The two had been friends all their lives, and as Cheney's career in Washington ascended, he asked Meyer along for the ride. Cheney had been preparing to assume his next high office as he moved up the ladder, and he offered Meyer a job as his chief of staff.
It was a good offer: more money, more prestige, great networking prospects, and high name recognition should other opportunities arise.
But Meyer said no.
"Dick, I'll never leave Wyoming," Meyer told Cheney.
It wasn't that Meyer was afraid of the offer, or worried that he couldn't do the work. It wasn't that he didn't want to be in public service.
He simply wanted to do it here.
A standard remark from the newspaper publisher during interviews with young candidates for reporting jobs is "there is room for excellence everywhere, and a need for it here."
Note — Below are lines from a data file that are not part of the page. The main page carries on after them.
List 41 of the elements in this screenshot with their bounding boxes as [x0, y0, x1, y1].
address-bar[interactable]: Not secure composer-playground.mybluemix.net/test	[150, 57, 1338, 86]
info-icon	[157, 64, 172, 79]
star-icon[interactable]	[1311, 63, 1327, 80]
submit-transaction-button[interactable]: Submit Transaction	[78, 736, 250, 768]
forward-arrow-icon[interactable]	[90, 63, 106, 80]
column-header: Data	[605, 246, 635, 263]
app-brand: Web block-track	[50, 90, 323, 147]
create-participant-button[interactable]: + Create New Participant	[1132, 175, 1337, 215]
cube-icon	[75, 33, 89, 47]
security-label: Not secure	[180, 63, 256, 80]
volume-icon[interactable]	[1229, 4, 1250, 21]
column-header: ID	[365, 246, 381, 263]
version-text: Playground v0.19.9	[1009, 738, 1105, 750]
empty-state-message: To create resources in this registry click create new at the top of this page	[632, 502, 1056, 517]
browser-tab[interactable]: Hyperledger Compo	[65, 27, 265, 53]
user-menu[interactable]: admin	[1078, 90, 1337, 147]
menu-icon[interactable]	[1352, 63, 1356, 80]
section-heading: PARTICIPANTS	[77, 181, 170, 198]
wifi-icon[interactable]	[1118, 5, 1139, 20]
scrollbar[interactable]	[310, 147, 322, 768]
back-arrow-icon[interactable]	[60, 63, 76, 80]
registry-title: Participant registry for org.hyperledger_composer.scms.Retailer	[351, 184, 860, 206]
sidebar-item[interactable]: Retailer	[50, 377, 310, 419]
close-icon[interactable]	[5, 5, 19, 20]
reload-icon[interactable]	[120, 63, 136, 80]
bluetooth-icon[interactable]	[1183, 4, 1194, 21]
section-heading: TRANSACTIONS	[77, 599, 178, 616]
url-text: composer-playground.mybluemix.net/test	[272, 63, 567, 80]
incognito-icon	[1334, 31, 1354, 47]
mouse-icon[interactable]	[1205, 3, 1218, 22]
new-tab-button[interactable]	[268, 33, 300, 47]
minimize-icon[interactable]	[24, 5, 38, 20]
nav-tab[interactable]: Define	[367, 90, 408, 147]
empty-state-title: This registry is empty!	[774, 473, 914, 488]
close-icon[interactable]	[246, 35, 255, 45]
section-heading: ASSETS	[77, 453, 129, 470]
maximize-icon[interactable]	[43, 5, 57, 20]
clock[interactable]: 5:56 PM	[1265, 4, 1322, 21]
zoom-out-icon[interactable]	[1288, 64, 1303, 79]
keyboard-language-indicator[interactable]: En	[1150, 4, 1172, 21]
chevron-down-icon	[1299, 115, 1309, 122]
There is no rule that says the top achievers always must "climb" to a higher rung on someone else's ladder. While we hope that our high-ranking national leaders are worthy of their positions in terms of education, expertise, achievement, leadership and other valued qualities, we all know that isn't always the case.
And, while it might be convenient or satisfying for outsiders to presume that anyone satisfied to take a job, accept an appointment, or hold an elected office in a smaller state, or city, or agency, or business is someone of inferior intelligence or leadership, we all know that isn't the case either.
Dick Cheney knows it. He rose to the highest ranks of government, and he wanted Joe Meyer there with him. And Joe Meyer knew it, too. He had the chance to go to Washington, to rub elbows with the high and mighty, but he chose to do his good work in Wyoming instead.
If your ambitions, your desires, your comfort zone and your objectives send you on a course to a "higher" place, more power to you. But there are many ways to serve, and many places to do it. Excellence is needed everywhere.